Israël pris dans l’engrenage syrien

L’État hébreu redoute une implantation durable de l’Iran à leur frontière nord. Ses frappes font craindre une escalade.

Les nuages s’amoncellent à la frontière entre Israël, la Syrie et le Liban. Pour la deuxième fois en un mois, selon l’armée de Bachar el-Assad, Tsahal a frappé mercredi un site militaire proche de Damas où le régime est soupçonné de fabriquer des missiles et des armes chimiques. Les dirigeants israéliens martèlent depuis des semaines qu’ils s’opposeront par tous moyens au développement d’infrastructures militaires contrôlées par l’Iran ou ses alliés du Hezbollah sur le territoire syrien. «Nous sommes préparés pour tous les scénarios, a déclaré mardi Benyamin Nétanyahou, et je ne conseille à personne de tester notre détermination.» «La nouvelle phase dans laquelle est entré le conflit syrien accroît le risque d’une escalade impliquant Israël», affirment les analystes du centre de réflexion International Crisis Group (ICG) dans un rapport à paraître jeudi(*).

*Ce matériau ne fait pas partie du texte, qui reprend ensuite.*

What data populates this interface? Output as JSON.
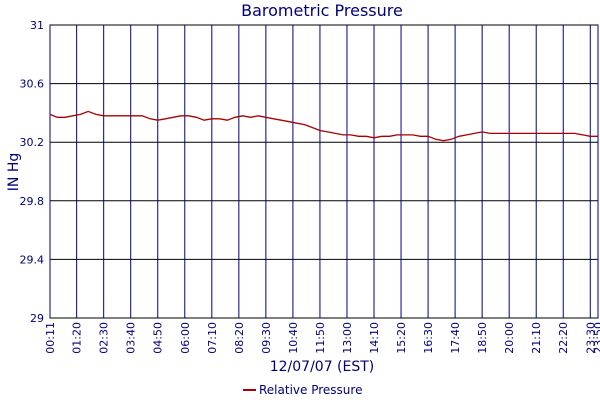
{
  "chart_data": {
    "type": "line",
    "title": "Barometric Pressure",
    "xlabel": "12/07/07 (EST)",
    "ylabel": "IN Hg",
    "ylim": [
      29,
      31
    ],
    "yticks": [
      "29",
      "29.4",
      "29.8",
      "30.2",
      "30.6",
      "31"
    ],
    "xticks": [
      "00:11",
      "01:20",
      "02:30",
      "03:40",
      "04:50",
      "06:00",
      "07:10",
      "08:20",
      "09:30",
      "10:40",
      "11:50",
      "13:00",
      "14:10",
      "15:20",
      "16:30",
      "17:40",
      "18:50",
      "20:00",
      "21:10",
      "22:20",
      "23:30",
      "23:50"
    ],
    "grid": true,
    "legend_position": "bottom",
    "series": [
      {
        "name": "Relative Pressure",
        "color": "#aa0000",
        "x": [
          "00:11",
          "00:30",
          "00:50",
          "01:10",
          "01:30",
          "01:50",
          "02:10",
          "02:30",
          "02:50",
          "03:10",
          "03:30",
          "03:50",
          "04:10",
          "04:30",
          "04:50",
          "05:10",
          "05:30",
          "05:50",
          "06:10",
          "06:30",
          "06:50",
          "07:10",
          "07:30",
          "07:50",
          "08:10",
          "08:30",
          "08:50",
          "09:10",
          "09:30",
          "09:50",
          "10:10",
          "10:30",
          "10:50",
          "11:10",
          "11:30",
          "11:50",
          "12:10",
          "12:30",
          "12:50",
          "13:10",
          "13:30",
          "13:50",
          "14:10",
          "14:30",
          "14:50",
          "15:10",
          "15:30",
          "15:50",
          "16:10",
          "16:30",
          "16:50",
          "17:10",
          "17:30",
          "17:50",
          "18:10",
          "18:30",
          "18:50",
          "19:10",
          "19:30",
          "19:50",
          "20:10",
          "20:30",
          "20:50",
          "21:10",
          "21:30",
          "21:50",
          "22:10",
          "22:30",
          "22:50",
          "23:10",
          "23:30",
          "23:50"
        ],
        "values": [
          30.39,
          30.37,
          30.37,
          30.38,
          30.39,
          30.41,
          30.39,
          30.38,
          30.38,
          30.38,
          30.38,
          30.38,
          30.38,
          30.36,
          30.35,
          30.36,
          30.37,
          30.38,
          30.38,
          30.37,
          30.35,
          30.36,
          30.36,
          30.35,
          30.37,
          30.38,
          30.37,
          30.38,
          30.37,
          30.36,
          30.35,
          30.34,
          30.33,
          30.32,
          30.3,
          30.28,
          30.27,
          30.26,
          30.25,
          30.25,
          30.24,
          30.24,
          30.23,
          30.24,
          30.24,
          30.25,
          30.25,
          30.25,
          30.24,
          30.24,
          30.22,
          30.21,
          30.22,
          30.24,
          30.25,
          30.26,
          30.27,
          30.26,
          30.26,
          30.26,
          30.26,
          30.26,
          30.26,
          30.26,
          30.26,
          30.26,
          30.26,
          30.26,
          30.26,
          30.25,
          30.24,
          30.24
        ]
      }
    ]
  }
}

Durant les cinq premières années de la guerre, Israël s’est tenu à l’écart du conflit tout en faisant respecter quelques «lignes rouges» clairement définies. À près d’une centaine de reprises, son aviation a visé des convois ou des dépôts d’armes sophistiquées afin d’empêcher leur transfert au Hezbollah. Des frappes ont également été conduites contre des chefs de la milice chiite libanaise et des officiers iraniens chargés d’établir des bases avancées non loin de la ligne de cessez-le-feu qui traverse le Golan, ainsi qu’en réplique à des projectiles tirés contre Israël. Mais la reconquête, au cours de l’année écoulée, de larges pans du territoire par Bachar el-Assad a progressivement relégué ces objectifs au second plan.

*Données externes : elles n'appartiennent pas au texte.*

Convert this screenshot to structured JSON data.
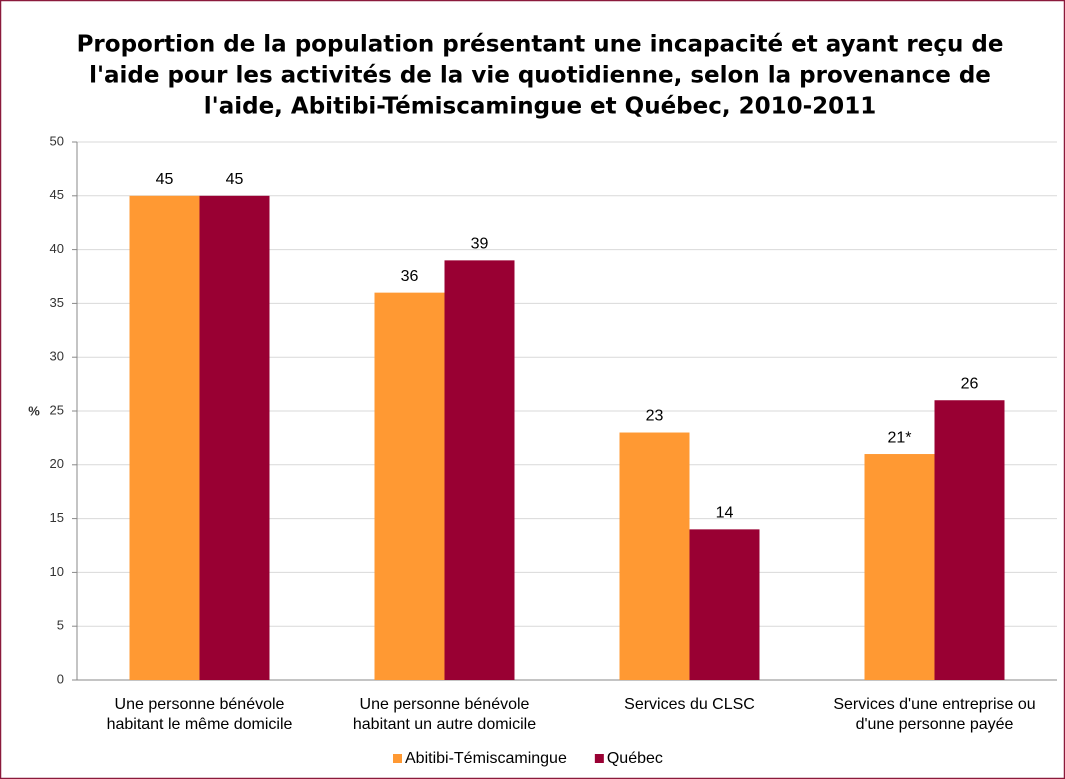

Les stratèges israéliens, qui craignent plus que tout une implantation durable de l’Iran à leur frontière nord, estiment que cette préoccupation n’est pas suffisamment prise en compte dans les négociations menées sous l’égide de Moscou. Au cours des derniers mois, ils ont donc fixé de nouvelles lignes rouges. Pas question, ont-ils fait savoir, que la République islamique se dote d’un port, d’un aéroport ou de bases militaires permanentes sur le sol syrien. Ni que des usines permettant de fabriquer des missiles de haute précision au bénéfice du Hezbollah voient le jour, que ce soit en Syrie ou au Liban. Enfin, selon des sources militaires interrogées par les analystes d’ICG, l’État hébreu se tient prêt à frapper des combattants des Gardiens de la révolution, du Hezbollah ou d’autres milices chiites qui approcheraient de la ligne de cessez-le-feu.

Risques d’embrasement

La mise en place, négociée en novembre dernier, d’une «zone de désescalade» sur le versant syrien du Golan, écarte pour l’heure cette perspective. «Mais il est probable que l’armée de Bachar el-Assad cherchera tôt ou tard à reprendre le contrôle de cette zone et qu’elle devra pour cela s’appuyer sur des milices chiites», prévient Ofer Zalzberg, l’un des auteurs du rapport, qui ajoute: «Il suffirait alors d’une erreur de calcul pour provoquer un conflit majeur.» L’extension du territoire sur lequel Israël s’autorise à conduire des frappes, aujourd’hui au cœur de la Syrie et demain, peut-être, au Liban, accroît également les risques d’embrasement. Le Hezbollah a récemment haussé le ton de ses mises en garde.

Dans ce contexte volatile, les analystes d’ICG estiment que Moscou aurait tout intérêt à redéfinir vite les «règles du jeu» entre Israël et ses adversaires – sous peine de voir ses efforts réduits à néant par un nouvel embrasement. L’État hébreu, proposent-ils, pourrait se résoudre à ce que la République islamique maintienne une présence économique en Syrie, et à ce que les milices ne se retirent que de façon progressive. Téhéran, en contrepartie, renoncerait à développer des infrastructures militaires et se tiendrait à l’écart du Golan. Un tel scénario, toutefois, est jugé peu vraisemblable par Sarah Fainberg, maître de conférences au Centre interdisciplinaire de Herzliya. «Les dirigeants russes eux-mêmes, dit-elle, reconnaissent qu’ils ont de plus en plus de mal à contrôler les visées expansionnistes de l’Iran.»